While most of these rules stopped the spread of COVID, others just fed into “COVID theater,” which looked great but also created a false sense of security. Face shields were the best example. Cameramen donning these beauties looked super hygienic — until their aerosols condensed into liquid they had to wipe off with bare hands. Plastic dividers in catering spaces were another illusion of safety, defying even magical thinking, being that the virus is airborne. Some rules were followed only when convenient, like the 6-feet-of-perpetual-distance rule. When a higher-up needed to have an up-close and personal discussion with the lead actor, that rule went out the window.

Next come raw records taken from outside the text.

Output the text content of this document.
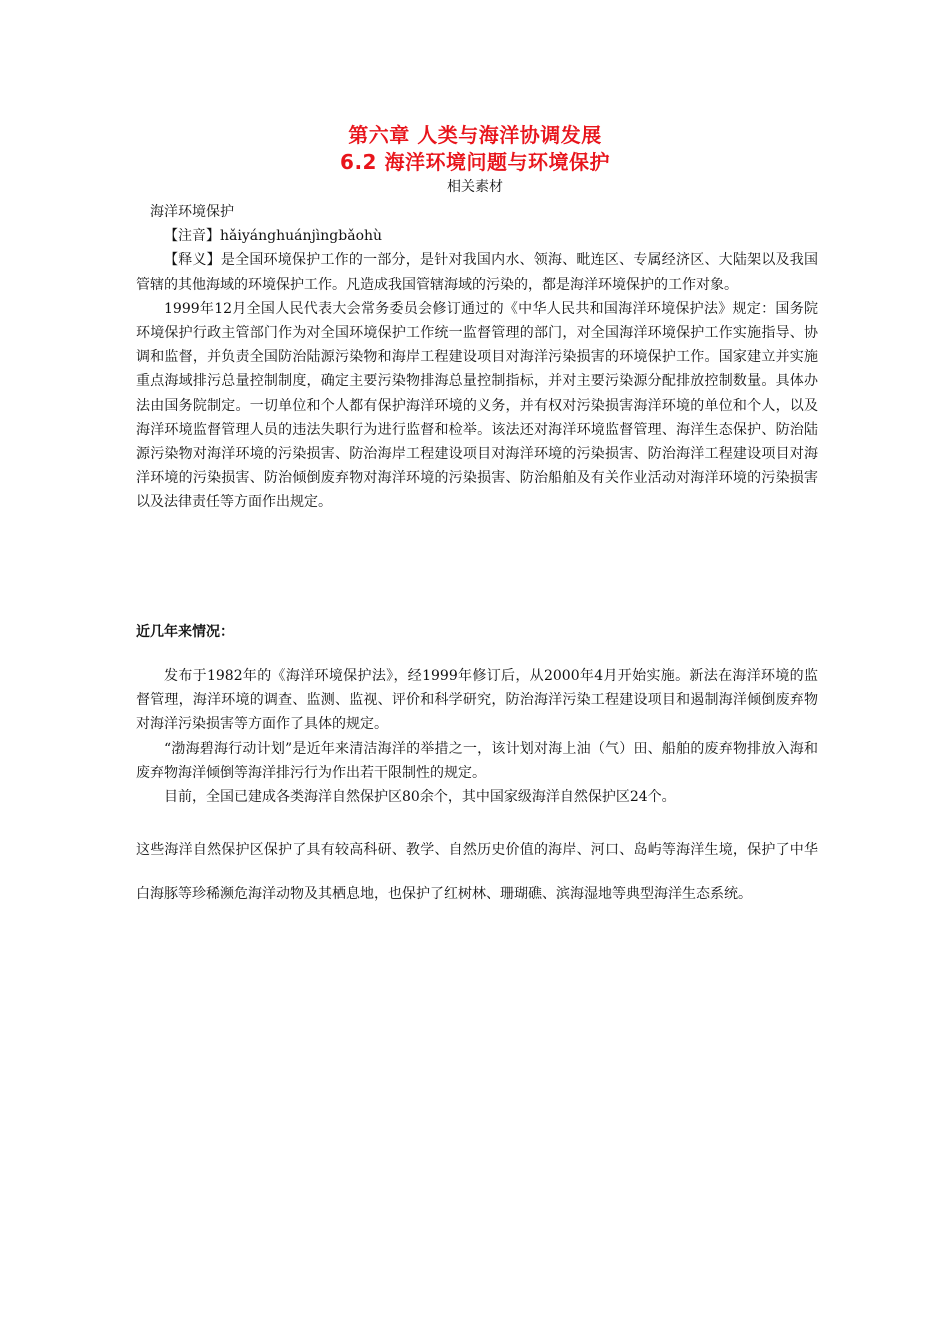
第六章 人类与海洋协调发展
6.2 海洋环境问题与环境保护

相关素材

海洋环境保护

【注音】hǎiyánghuánjìngbǎohù

【释义】是全国环境保护工作的一部分，是针对我国内水、领海、毗连区、专属经济区、大陆架以及我国管辖的其他海域的环境保护工作。凡造成我国管辖海域的污染的，都是海洋环境保护的工作对象。

1999年12月全国人民代表大会常务委员会修订通过的《中华人民共和国海洋环境保护法》规定：国务院环境保护行政主管部门作为对全国环境保护工作统一监督管理的部门，对全国海洋环境保护工作实施指导、协调和监督，并负责全国防治陆源污染物和海岸工程建设项目对海洋污染损害的环境保护工作。国家建立并实施重点海域排污总量控制制度，确定主要污染物排海总量控制指标，并对主要污染源分配排放控制数量。具体办法由国务院制定。一切单位和个人都有保护海洋环境的义务，并有权对污染损害海洋环境的单位和个人，以及海洋环境监督管理人员的违法失职行为进行监督和检举。该法还对海洋环境监督管理、海洋生态保护、防治陆源污染物对海洋环境的污染损害、防治海岸工程建设项目对海洋环境的污染损害、防治海洋工程建设项目对海洋环境的污染损害、防治倾倒废弃物对海洋环境的污染损害、防治船舶及有关作业活动对海洋环境的污染损害以及法律责任等方面作出规定。

近几年来情况：

发布于1982年的《海洋环境保护法》，经1999年修订后，从2000年4月开始实施。新法在海洋环境的监督管理，海洋环境的调查、监测、监视、评价和科学研究，防治海洋污染工程建设项目和遏制海洋倾倒废弃物对海洋污染损害等方面作了具体的规定。

“渤海碧海行动计划”是近年来清洁海洋的举措之一，该计划对海上油（气）田、船舶的废弃物排放入海和废弃物海洋倾倒等海洋排污行为作出若干限制性的规定。

目前，全国已建成各类海洋自然保护区80余个，其中国家级海洋自然保护区24个。

这些海洋自然保护区保护了具有较高科研、教学、自然历史价值的海岸、河口、岛屿等海洋生境，保护了中华白海豚等珍稀濒危海洋动物及其栖息地，也保护了红树林、珊瑚礁、滨海湿地等典型海洋生态系统。
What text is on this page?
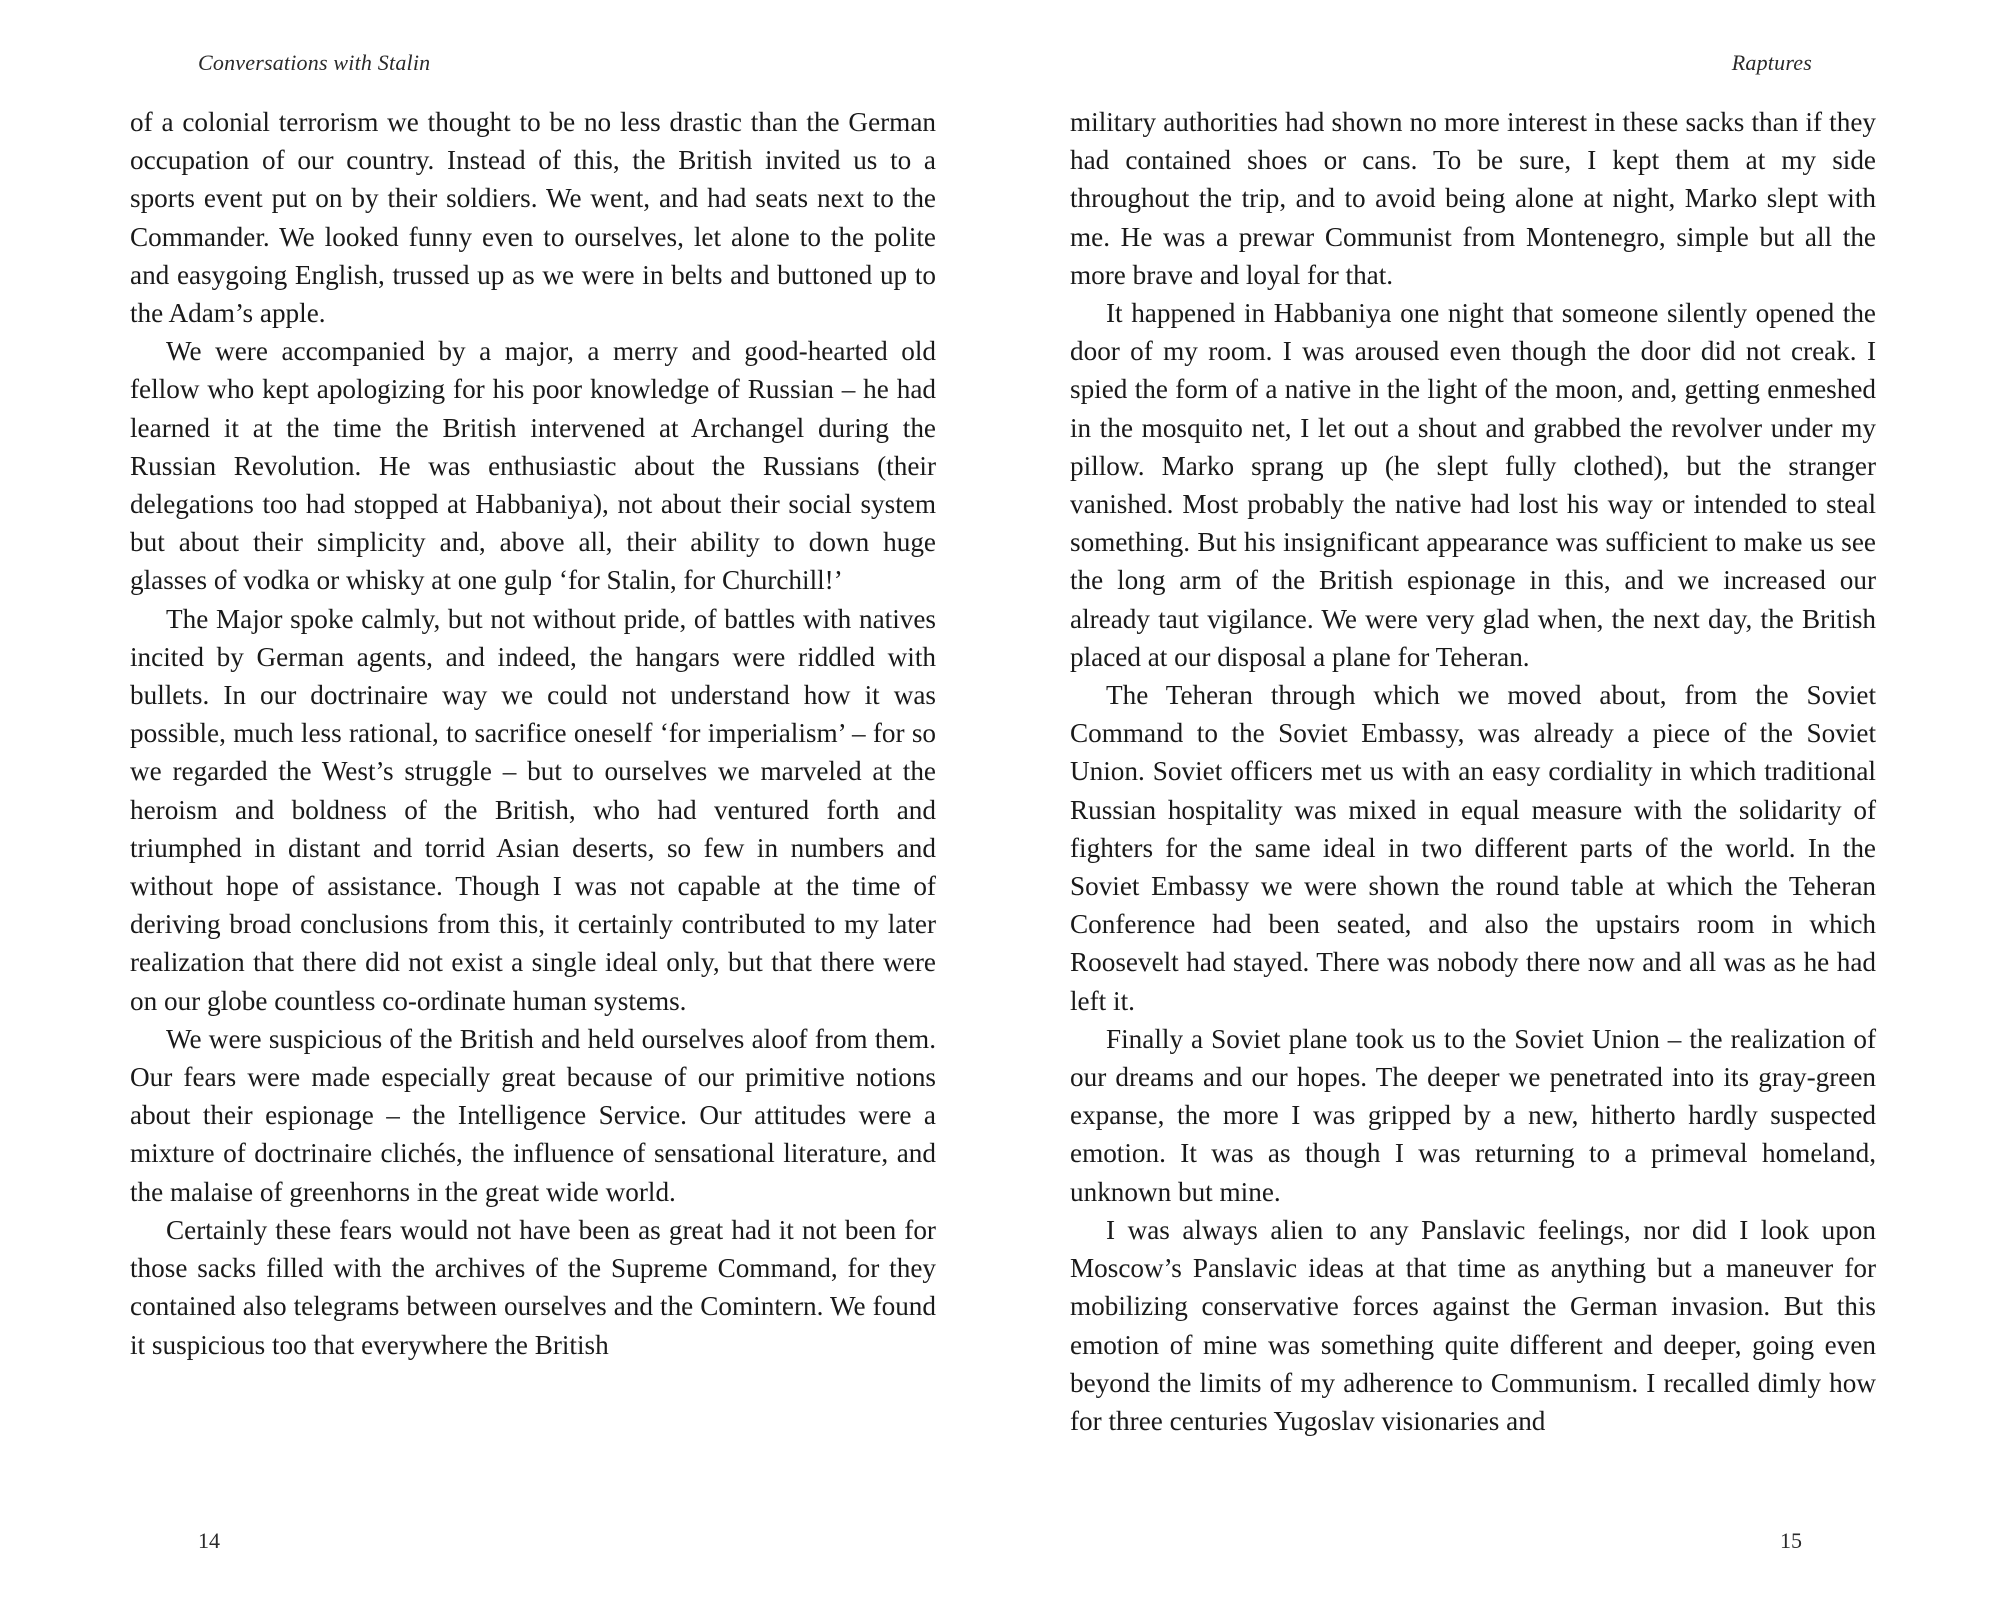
Conversations with Stalin

of a colonial terrorism we thought to be no less drastic than the German occupation of our country. Instead of this, the British invited us to a sports event put on by their soldiers. We went, and had seats next to the Commander. We looked funny even to ourselves, let alone to the polite and easygoing English, trussed up as we were in belts and buttoned up to the Adam’s apple.

We were accompanied by a major, a merry and good-hearted old fellow who kept apologizing for his poor knowledge of Russian – he had learned it at the time the British intervened at Archangel during the Russian Revolution. He was enthusiastic about the Russians (their delegations too had stopped at Habbaniya), not about their social system but about their simplicity and, above all, their ability to down huge glasses of vodka or whisky at one gulp ‘for Stalin, for Churchill!’

The Major spoke calmly, but not without pride, of battles with natives incited by German agents, and indeed, the hangars were riddled with bullets. In our doctrinaire way we could not understand how it was possible, much less rational, to sacrifice oneself ‘for imperialism’ – for so we regarded the West’s struggle – but to ourselves we marveled at the heroism and boldness of the British, who had ventured forth and triumphed in distant and torrid Asian deserts, so few in numbers and without hope of assistance. Though I was not capable at the time of deriving broad conclusions from this, it certainly contributed to my later realization that there did not exist a single ideal only, but that there were on our globe countless co-ordinate human systems.

We were suspicious of the British and held ourselves aloof from them. Our fears were made especially great because of our primitive notions about their espionage – the Intelligence Service. Our attitudes were a mixture of doctrinaire clichés, the influence of sensational literature, and the malaise of greenhorns in the great wide world.

Certainly these fears would not have been as great had it not been for those sacks filled with the archives of the Supreme Command, for they contained also telegrams between ourselves and the Comintern. We found it suspicious too that everywhere the British

14
Raptures

military authorities had shown no more interest in these sacks than if they had contained shoes or cans. To be sure, I kept them at my side throughout the trip, and to avoid being alone at night, Marko slept with me. He was a prewar Communist from Montenegro, simple but all the more brave and loyal for that.

It happened in Habbaniya one night that someone silently opened the door of my room. I was aroused even though the door did not creak. I spied the form of a native in the light of the moon, and, getting enmeshed in the mosquito net, I let out a shout and grabbed the revolver under my pillow. Marko sprang up (he slept fully clothed), but the stranger vanished. Most probably the native had lost his way or intended to steal something. But his insignificant appearance was sufficient to make us see the long arm of the British espionage in this, and we increased our already taut vigilance. We were very glad when, the next day, the British placed at our disposal a plane for Teheran.

The Teheran through which we moved about, from the Soviet Command to the Soviet Embassy, was already a piece of the Soviet Union. Soviet officers met us with an easy cordiality in which traditional Russian hospitality was mixed in equal measure with the solidarity of fighters for the same ideal in two different parts of the world. In the Soviet Embassy we were shown the round table at which the Teheran Conference had been seated, and also the upstairs room in which Roosevelt had stayed. There was nobody there now and all was as he had left it.

Finally a Soviet plane took us to the Soviet Union – the realization of our dreams and our hopes. The deeper we penetrated into its gray-green expanse, the more I was gripped by a new, hitherto hardly suspected emotion. It was as though I was returning to a primeval homeland, unknown but mine.

I was always alien to any Panslavic feelings, nor did I look upon Moscow’s Panslavic ideas at that time as anything but a maneuver for mobilizing conservative forces against the German invasion. But this emotion of mine was something quite different and deeper, going even beyond the limits of my adherence to Communism. I recalled dimly how for three centuries Yugoslav visionaries and

15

Thankfully, once the protocols were put in place, my importance in the whole scheme diminished. I went from being the most crucial person on set to a useless appendage. It was as much a blow to my ego as it was a relief. I spent endless days walking around, telling people to put their masks on, and discussing COVID conspiracy theories with Teamsters. My sleep-deprived brain, disrupted by 4 a.m. call times and anxiety over test results, wandered further into the murky waters of identity and purpose. I had to remind myself, while stress-eating my fourth bacon and egg sandwich of the week, that even though my world at that moment was very confusing, I was still a doctor. This was just a television show. And I was playing the role of COVID Compliance Officer.
In the end, we made it through the production without having to stop. I’d like to say it was because I am capable of miracles, but it was really because my producers listened to me where it mattered the most and ignored me when my recommendations made them nervous. It didn’t hurt that positive cases were at an all-time low in New York (we had only three positives, none of whom had to be contact traced because they were pre-employment tests) or that we had only three weeks of shooting. What mattered was that we were the first show in NYC to finish, and we didn’t have to shut down. Oh, and no one got COVID on set.
As for me, I was ready to go back to the beach, maybe move to California and write. But between the wildfires and surging COVID rates, I found myself stuck in New York. Other productions kept calling. And here I am, exactly one year later, working on my fourth television production, walking toward a three-banger and wondering what comes next.